Panaxynol from Saposhnikovia diviaricata exhibits a hepatoprotective effect against lipopolysaccharide + D-Gal N induced acute liver injury by inhibiting Nf-κB/IκB-α and activating Nrf2/HO-1 signaling pathways

We investigated the mechanism of action of panaxynol (PAL) extract from the root of Saposhnikovia diviaricata (Turcz.) Schischk for treating acute liver injury caused by lipopolysaccharide (LPS) and D-galactosamine (D-Gal N) in mice. A mouse model of acute liver failure induced by LPS/D-Gal N was established. Mice were divided randomly into three equal groups: control group, LPS/D-Gal N group and PAL group. After seven days of continuous PAL administration, all animals except controls were injected with 50 μg/kg LPS and 800 mg/kg D-Gal N; blood and liver samples were collected after 8 h. Compared to the LPS/D-Gal N group, the levels of catalase, glutathione and superoxide dismutase were increased in the liver of the PAL group.

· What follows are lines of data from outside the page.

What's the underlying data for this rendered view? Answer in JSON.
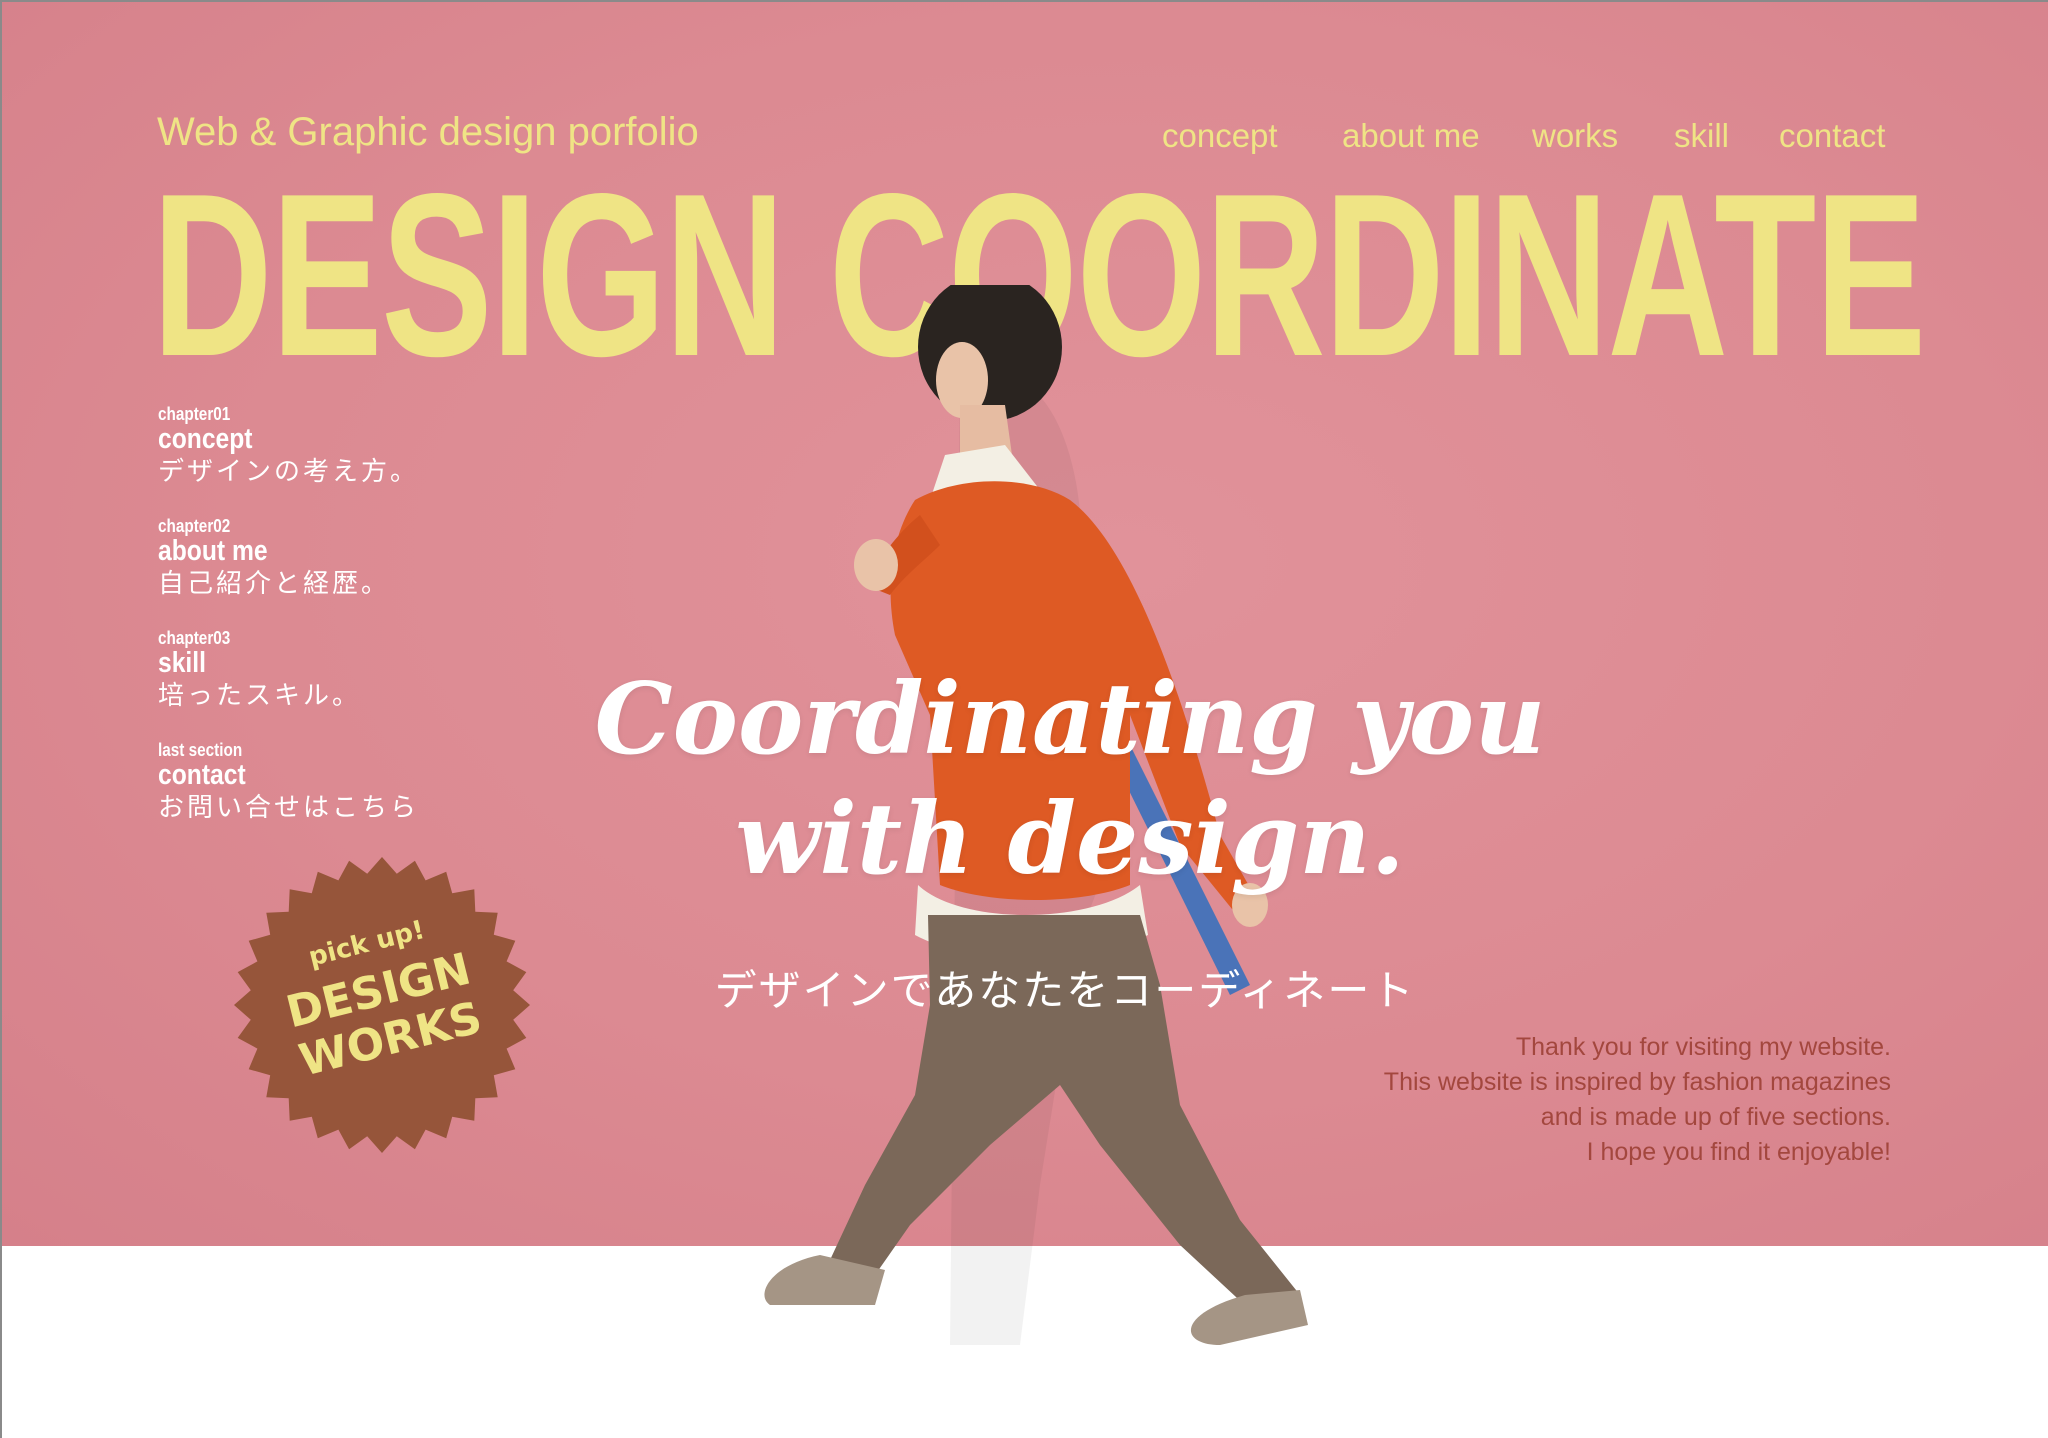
{
  "header": {
    "subtitle": "Web & Graphic design porfolio",
    "nav": [
      "concept",
      "about me",
      "works",
      "skill",
      "contact"
    ]
  },
  "hero": {
    "title": "DESIGN COORDINATE",
    "script_line1": "Coordinating you",
    "script_line2": "with design.",
    "jp_tagline": "デザインであなたをコーディネート"
  },
  "chapters": [
    {
      "num": "chapter01",
      "title": "concept",
      "desc": "デザインの考え方。"
    },
    {
      "num": "chapter02",
      "title": "about me",
      "desc": "自己紹介と経歴。"
    },
    {
      "num": "chapter03",
      "title": "skill",
      "desc": "培ったスキル。"
    },
    {
      "num": "last section",
      "title": "contact",
      "desc": "お問い合せはこちら"
    }
  ],
  "badge": {
    "line1": "pick up!",
    "line2": "DESIGN",
    "line3": "WORKS"
  },
  "intro": [
    "Thank you for visiting my website.",
    "This website is inspired by fashion magazines",
    "and is made up of five sections.",
    "I hope you find it enjoyable!"
  ],
  "colors": {
    "hero_bg": "#dc8a92",
    "accent_yellow": "#efe485",
    "badge_brown": "#96553a",
    "intro_text": "#a3473e"
  }
}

The inflammatory response index indicated that PAL attenuated LPS/D Gal N-induced liver pathological injury and decreased levels of hepatic malondialdehyde, serum alanine aminotransferase, aspartate transaminase, tumor necrosis factor-α, and interleukins 1β and 6. PAL also inhibited LPS/D-Gal N induced nuclear factor-kappa B (Nf-κB), inhibitor kappa B-α (IκB-α) activation, and up-regulated Nrf2 and heme oxygenase-1 (HO-1) expression. PAL can prevent LPS/D-Gal N induced acute liver injury by activating Nrf2/HO-1 to stimulate antioxidant defense and inhibit the IkB-α/NF-κB signaling pathway.